Evidence That Mitochondria Were Once Bacteria
Several features of modern mitochondria look strikingly bacterial, and these similarities are the strongest evidence for endosymbiotic theory.
- Circular DNA. Mitochondria carry their own small genome, and it’s circular, just like bacterial chromosomes. This DNA is organized into protein-associated clusters called nucleoids, again mirroring bacterial genome structure. Human mitochondrial DNA is tiny compared to a free-living bacterium’s genome because most of the original genes migrated to the host cell’s nucleus over evolutionary time.
- Double membrane. Mitochondria are enclosed by two membranes. The inner membrane is thought to derive from the original bacterium’s cell membrane, while the outer membrane likely came from the host cell’s membrane wrapping around the bacterium during engulfment.
- Own ribosomes. Mitochondria build some of their own proteins using their own ribosomes. These ribosomes are distinct from the larger ones (80S) found in the surrounding cell cytoplasm. In mammals, mitochondrial ribosomes sediment at 55S. They were originally expected to match bacterial ribosomes (70S) exactly, but they’ve diverged significantly: they contain about half as much RNA and nearly twice as much protein as bacterial ribosomes. Still, their basic functional properties resemble bacterial ribosomes more than they resemble the cell’s own cytoplasmic ribosomes.
- Binary fission. Mitochondria divide by splitting in two, the same basic method bacteria use to reproduce. They don’t arise from scratch inside the cell.
What the Host Cell Gained
The payoff for the host was enormous. Aerobic respiration, the oxygen-using process that mitochondria perform, extracts far more energy from food molecules than anaerobic metabolism can. This is why mitochondria are often called the powerhouses of the cell. Every major lineage of eukaryotes uses aerobic respiration, and it’s localized in the mitochondria.
Beyond ATP production, mitochondria also took on other metabolic roles.
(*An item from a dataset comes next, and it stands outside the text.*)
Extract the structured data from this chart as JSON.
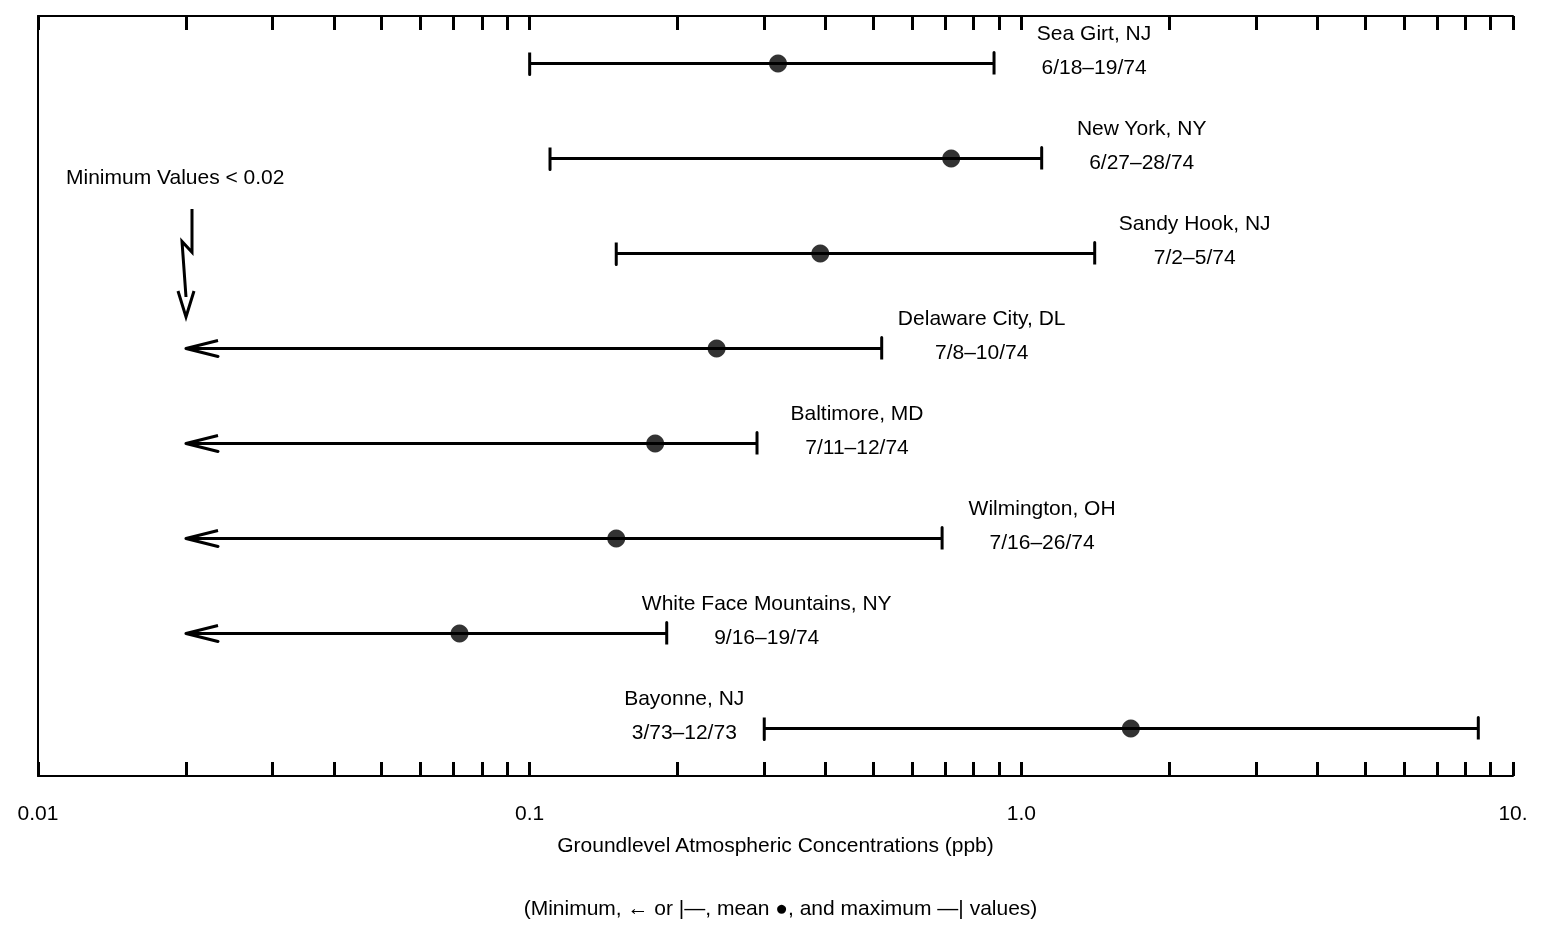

They help build clusters of iron and sulfur that serve as essential components of many enzymes throughout the cell. Over time, the host installed its own proteins into the mitochondrial membrane, including a transporter that swaps the cell’s spent energy molecules (ADP) for freshly made ATP from inside the mitochondrion. This transporter essentially turned the former bacterium into a dedicated energy-export machine for the host.
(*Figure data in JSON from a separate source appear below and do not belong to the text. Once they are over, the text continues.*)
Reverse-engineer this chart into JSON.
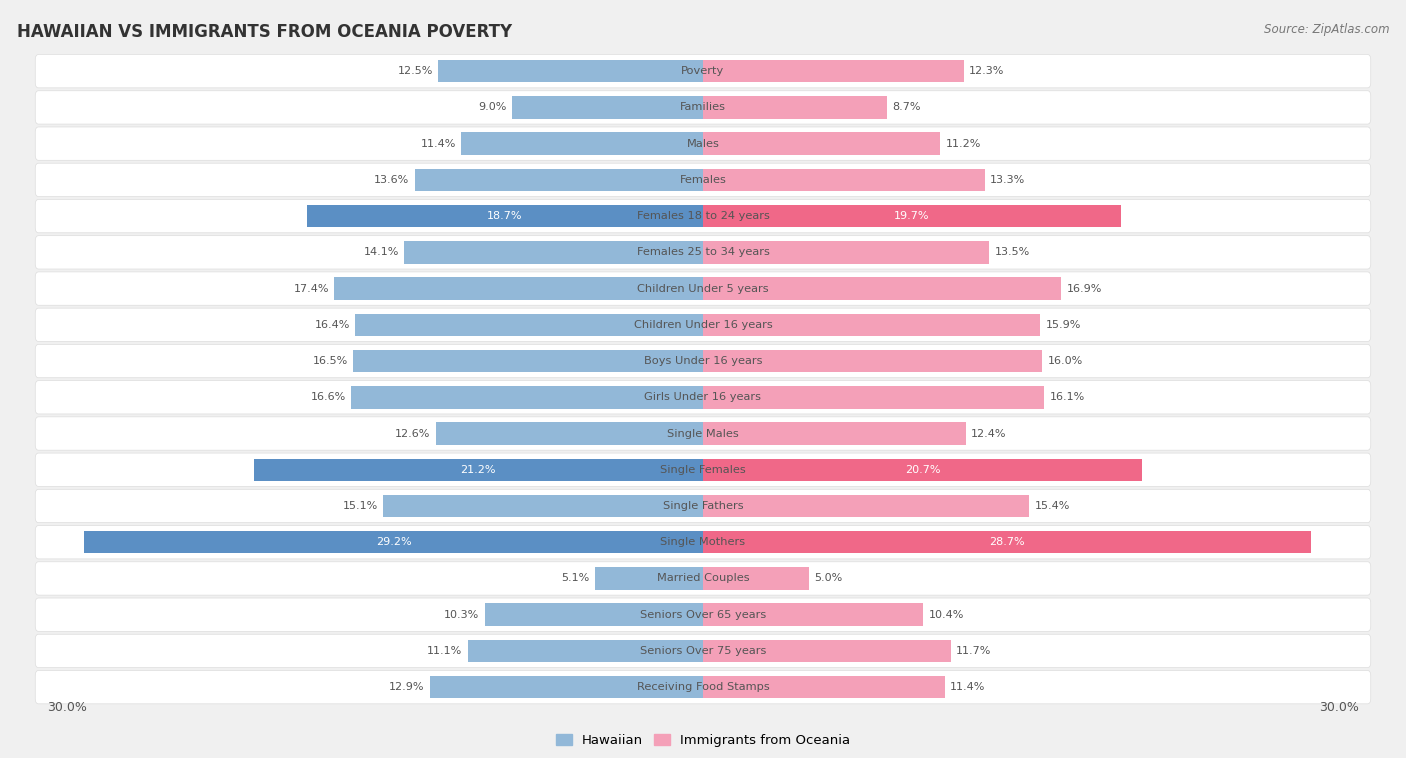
{
  "title": "HAWAIIAN VS IMMIGRANTS FROM OCEANIA POVERTY",
  "source": "Source: ZipAtlas.com",
  "categories": [
    "Poverty",
    "Families",
    "Males",
    "Females",
    "Females 18 to 24 years",
    "Females 25 to 34 years",
    "Children Under 5 years",
    "Children Under 16 years",
    "Boys Under 16 years",
    "Girls Under 16 years",
    "Single Males",
    "Single Females",
    "Single Fathers",
    "Single Mothers",
    "Married Couples",
    "Seniors Over 65 years",
    "Seniors Over 75 years",
    "Receiving Food Stamps"
  ],
  "hawaiian": [
    12.5,
    9.0,
    11.4,
    13.6,
    18.7,
    14.1,
    17.4,
    16.4,
    16.5,
    16.6,
    12.6,
    21.2,
    15.1,
    29.2,
    5.1,
    10.3,
    11.1,
    12.9
  ],
  "oceania": [
    12.3,
    8.7,
    11.2,
    13.3,
    19.7,
    13.5,
    16.9,
    15.9,
    16.0,
    16.1,
    12.4,
    20.7,
    15.4,
    28.7,
    5.0,
    10.4,
    11.7,
    11.4
  ],
  "hawaiian_color": "#92b8d8",
  "oceania_color": "#f4a0b8",
  "highlighted_rows": [
    4,
    11,
    13
  ],
  "highlight_hawaiian_color": "#5b8fc4",
  "highlight_oceania_color": "#f06888",
  "background_color": "#f0f0f0",
  "row_bg_color": "#ffffff",
  "row_border_color": "#dddddd",
  "axis_max": 30.0,
  "legend_hawaiian": "Hawaiian",
  "legend_oceania": "Immigrants from Oceania",
  "value_label_color_normal": "#555555",
  "value_label_color_highlight": "#ffffff",
  "cat_label_color": "#555555"
}
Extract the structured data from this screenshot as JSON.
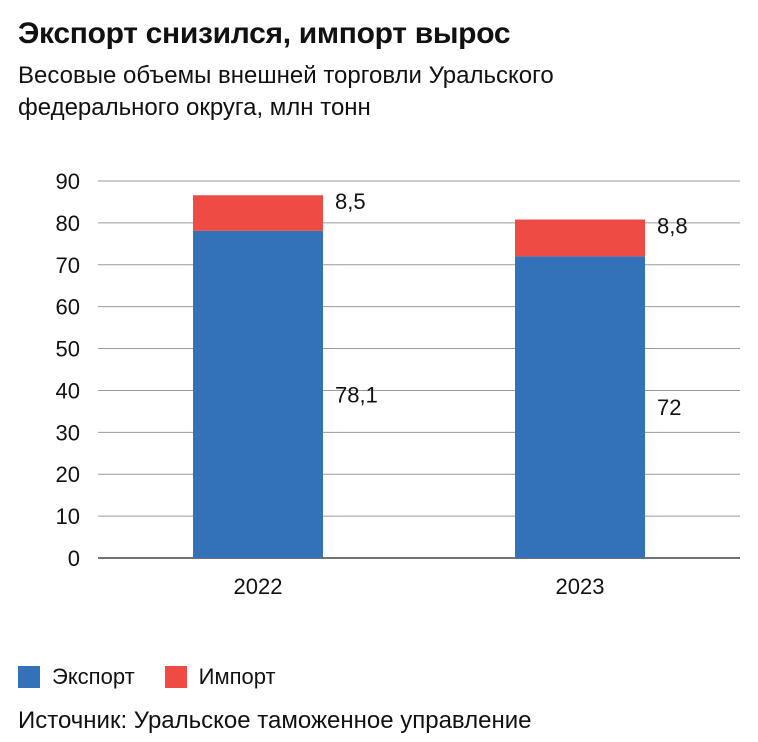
{
  "header": {
    "title": "Экспорт снизился, импорт вырос",
    "subtitle": "Весовые объемы внешней торговли Уральского федерального округа, млн тонн"
  },
  "colors": {
    "export": "#3371b8",
    "import": "#ee4b44",
    "grid": "#9a9a9a",
    "text": "#111111"
  },
  "chart_data": {
    "type": "bar",
    "stacked": true,
    "categories": [
      "2022",
      "2023"
    ],
    "series": [
      {
        "name": "Экспорт",
        "values": [
          78.1,
          72
        ],
        "labels": [
          "78,1",
          "72"
        ]
      },
      {
        "name": "Импорт",
        "values": [
          8.5,
          8.8
        ],
        "labels": [
          "8,5",
          "8,8"
        ]
      }
    ],
    "ylim": [
      0,
      90
    ],
    "yticks": [
      0,
      10,
      20,
      30,
      40,
      50,
      60,
      70,
      80,
      90
    ],
    "grid": true,
    "legend": "bottom-left"
  },
  "legend": {
    "items": [
      {
        "label": "Экспорт"
      },
      {
        "label": "Импорт"
      }
    ]
  },
  "footer": {
    "source": "Источник: Уральское таможенное управление"
  }
}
Why This Matters for All Complex Life
The acquisition of mitochondria wasn’t a minor upgrade. Current evidence suggests that all living eukaryotes either possess mitochondria or descend from ancestors that once had them and lost them secondarily. In other words, no lineage of complex cells appears to have evolved without this partnership. The hydrogen hypothesis predicted exactly this pattern: that the merger between host and bacterium was the founding event of eukaryotic life itself, not something that happened later to an already complex cell.
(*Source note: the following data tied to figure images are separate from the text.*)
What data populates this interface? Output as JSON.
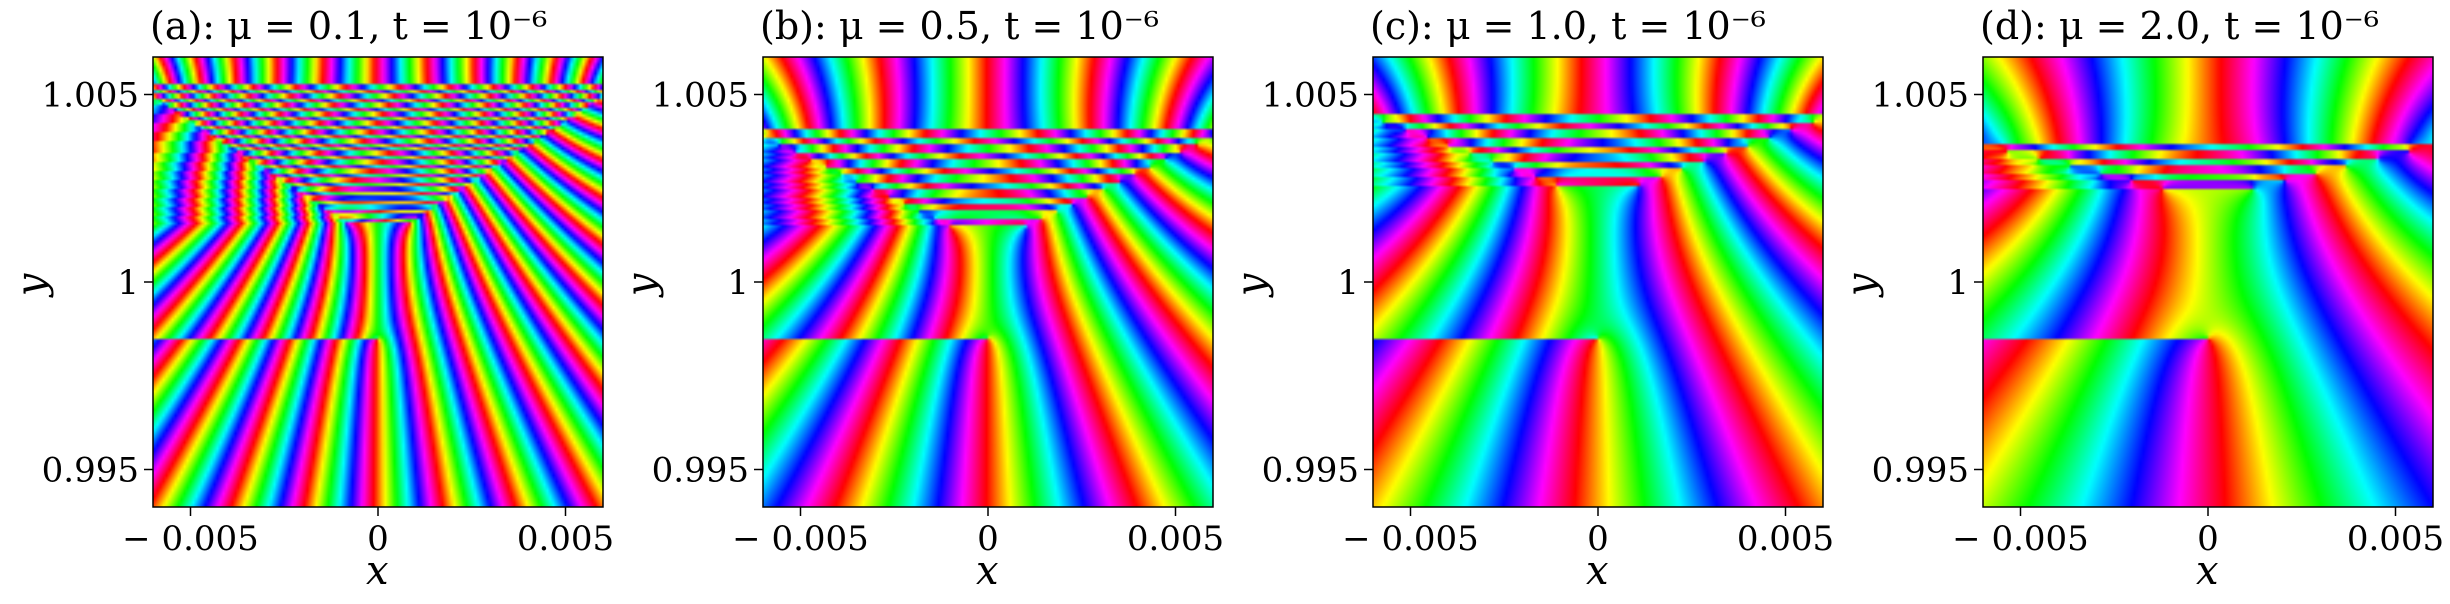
{
  "chart_data": [
    {
      "type": "heatmap",
      "title": "(a): μ = 0.1, t = 10⁻⁶",
      "xlabel": "x",
      "ylabel": "y",
      "xlim": [
        -0.006,
        0.006
      ],
      "ylim": [
        0.994,
        1.006
      ],
      "xticks": [
        {
          "value": -0.005,
          "label": "− 0.005"
        },
        {
          "value": 0,
          "label": "0"
        },
        {
          "value": 0.005,
          "label": "0.005"
        }
      ],
      "yticks": [
        {
          "value": 1.005,
          "label": "1.005"
        },
        {
          "value": 1,
          "label": "1"
        },
        {
          "value": 0.995,
          "label": "0.995"
        }
      ],
      "mu": 0.1
    },
    {
      "type": "heatmap",
      "title": "(b): μ = 0.5, t = 10⁻⁶",
      "xlabel": "x",
      "ylabel": "y",
      "xlim": [
        -0.006,
        0.006
      ],
      "ylim": [
        0.994,
        1.006
      ],
      "xticks": [
        {
          "value": -0.005,
          "label": "− 0.005"
        },
        {
          "value": 0,
          "label": "0"
        },
        {
          "value": 0.005,
          "label": "0.005"
        }
      ],
      "yticks": [
        {
          "value": 1.005,
          "label": "1.005"
        },
        {
          "value": 1,
          "label": "1"
        },
        {
          "value": 0.995,
          "label": "0.995"
        }
      ],
      "mu": 0.5
    },
    {
      "type": "heatmap",
      "title": "(c): μ = 1.0, t = 10⁻⁶",
      "xlabel": "x",
      "ylabel": "y",
      "xlim": [
        -0.006,
        0.006
      ],
      "ylim": [
        0.994,
        1.006
      ],
      "xticks": [
        {
          "value": -0.005,
          "label": "− 0.005"
        },
        {
          "value": 0,
          "label": "0"
        },
        {
          "value": 0.005,
          "label": "0.005"
        }
      ],
      "yticks": [
        {
          "value": 1.005,
          "label": "1.005"
        },
        {
          "value": 1,
          "label": "1"
        },
        {
          "value": 0.995,
          "label": "0.995"
        }
      ],
      "mu": 1.0
    },
    {
      "type": "heatmap",
      "title": "(d): μ = 2.0, t = 10⁻⁶",
      "xlabel": "x",
      "ylabel": "y",
      "xlim": [
        -0.006,
        0.006
      ],
      "ylim": [
        0.994,
        1.006
      ],
      "xticks": [
        {
          "value": -0.005,
          "label": "− 0.005"
        },
        {
          "value": 0,
          "label": "0"
        },
        {
          "value": 0.005,
          "label": "0.005"
        }
      ],
      "yticks": [
        {
          "value": 1.005,
          "label": "1.005"
        },
        {
          "value": 1,
          "label": "1"
        },
        {
          "value": 0.995,
          "label": "0.995"
        }
      ],
      "mu": 2.0
    }
  ]
}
A parallel event occurred when an early eukaryote engulfed a photosynthetic cyanobacterium, giving rise to chloroplasts in plants and algae. But the mitochondrial partnership came first and is more universal. Every cell in your body that has a nucleus also has mitochondria, typically hundreds or thousands of them, each one a distant descendant of a free-living bacterium that was swallowed roughly 1.5 billion years ago and never left.